Relatives Billiglohnland
EU-Vergleich: Weiter niedrige Lohnkosten in Deutschland
In Deutschland sind die Arbeitskosten im Jahr 2010 erneut stark unterdurchschnittlich gewachsen. Nach dem jährlichen Arbeitskostenreport des Instituts für Makroökonomie und Konjunkturforschung (IMK) in der gewerkschaftsnahen Hans-Böckler-Stiftung betrug die Steigerung hierzulande 0,6 Prozent, wogegen der Europa-Schnitt bei 1,7 und der Euro-Schnitt bei 1,6 Prozent lagen. Nur in Irland und Griechenland, die 2010 unter krisenbedingten Einbrüchen zu leiden hatten, sei die Steigerung der Arbeitskosten noch geringer ausgefallen, so IMK-Chef Gustav Horn am Montag in Berlin.
Damit setzt sich ein aus seiner Sicht bedenklicher Trend fort, der sich über das ganze vergangene Jahrzehnt erstreckt habe.
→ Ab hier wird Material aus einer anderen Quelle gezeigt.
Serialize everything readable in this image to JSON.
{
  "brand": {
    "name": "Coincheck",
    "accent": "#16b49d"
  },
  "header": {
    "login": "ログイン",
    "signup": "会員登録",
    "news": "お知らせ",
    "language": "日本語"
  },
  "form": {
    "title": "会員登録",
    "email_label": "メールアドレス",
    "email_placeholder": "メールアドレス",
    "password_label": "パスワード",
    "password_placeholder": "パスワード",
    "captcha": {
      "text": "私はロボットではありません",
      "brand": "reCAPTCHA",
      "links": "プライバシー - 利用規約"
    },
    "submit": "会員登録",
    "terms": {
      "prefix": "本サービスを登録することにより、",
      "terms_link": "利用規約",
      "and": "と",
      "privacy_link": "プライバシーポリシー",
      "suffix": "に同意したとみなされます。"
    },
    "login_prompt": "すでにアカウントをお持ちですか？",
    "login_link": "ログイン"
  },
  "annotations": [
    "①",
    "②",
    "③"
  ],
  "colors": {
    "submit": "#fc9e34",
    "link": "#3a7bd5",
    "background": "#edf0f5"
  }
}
So sind laut IMK-Report die Arbeitskosten in Deutschland nominal um durchschnittlich 1,7 Prozent jährlich gestiegen, während der nominale durchschnittliche Zuwachs im Euroraum für das vergangene Jahrzehnt bei 2,8 und im EU-Schnitt sogar bei 3,3 Prozent liegt.
Als Resultat dieser Entwicklung orientiert sich das einstige Hochlohnland Bundesrepublik laut IMK auch in absoluten Zahlen längst am Mittelfeld. 2010 kostete die deutsche Arbeitsstunde den privaten Arbeitgeber demnach 29,10 Euro - mittlerweile liegen andere klassische Hochlohnländer wie die Niederlande, Luxemburg, Frankreich, Schweden und Dänemark deutlich darüber. Hier kostet die durchschnittliche Arbeitsstunde zwischen 30,40 und 38,20 Euro. Auffällig an der deutschen Entwicklung ist zudem eine krasse Diskrepanz zwischen Industrie und Dienstleistungsbereich: Im produzierenden Gewerbe kostete die Stunde durchschnittlich 32,90 Euro, bei den privaten Dienstleistungen lediglich 26,70 Euro - was bereits beinahe dem EU-Durchschnitt von 26,50 Euro entspricht. In Dänemark kostet die private Dienstleistungsstunde dagegen 39 Euro. Auch im öffentlichen Dienst liegt Deutschland bei den Arbeitskosten nur noch auf Rang fünf.
Bedenklich an dieser gespaltenen Entwicklung ist aus Sicht des IMK, dass bereits durch die in absoluten Zahlen noch vergleichsweise hohen Arbeitskosten im exportorientierten Gewerbe »die Balance zwischen Außenhandel und Binnennachfrage in Deutschland geschwächt und die massiven wirtschaftlichen Ungleichgewichte im Euroraum gefördert« würden. Diese zählten »zu den wichtigsten Ursachen der aktuellen Krise der Währungsgemeinschaft«. In Deutschland selbst sorge der wachsende Niedriglohnsektor insbesondere im Dienstleistungsbereich für eine Strangulierung der Binnennachfrage - die ihrerseits wiederum die Exportorientierung begünstige. »Kurzfristig« kann Horn keine Anzeichen für eine Trendwende erkennen, »mittel- bis langfristig« gebe es dazu keine Alternative.
Während in Deutschland Lohnerhöhungen von mindestens 3 bis 3,5 Prozent wirtschaftlich vernünftig seien, rät Horn Ländern wie Griechenland zu einer behutsamen Strategie. Aus seiner Sicht angemessen seien Nullrunden über einige Jahre, so dass die Produktivitätsgewinne über einen mittelfristigen Zeitraum allein der Wettbewerbsfähigkeit zugute kämen - auf keinen Fall aber plötzliche massive Einschnitte bei den Löhnen, die nur zu einer deflationären Spirale führen könnten.
In Deutschland komme es vor allem darauf an, in den tariflosen Bereichen der Wirtschaft Standards zu setzen, sagte Horn. Nach seiner Schätzung sind etwa 40 Prozent der deutschen Arbeitsplätze nicht mehr von Tarifverträgen abgedeckt.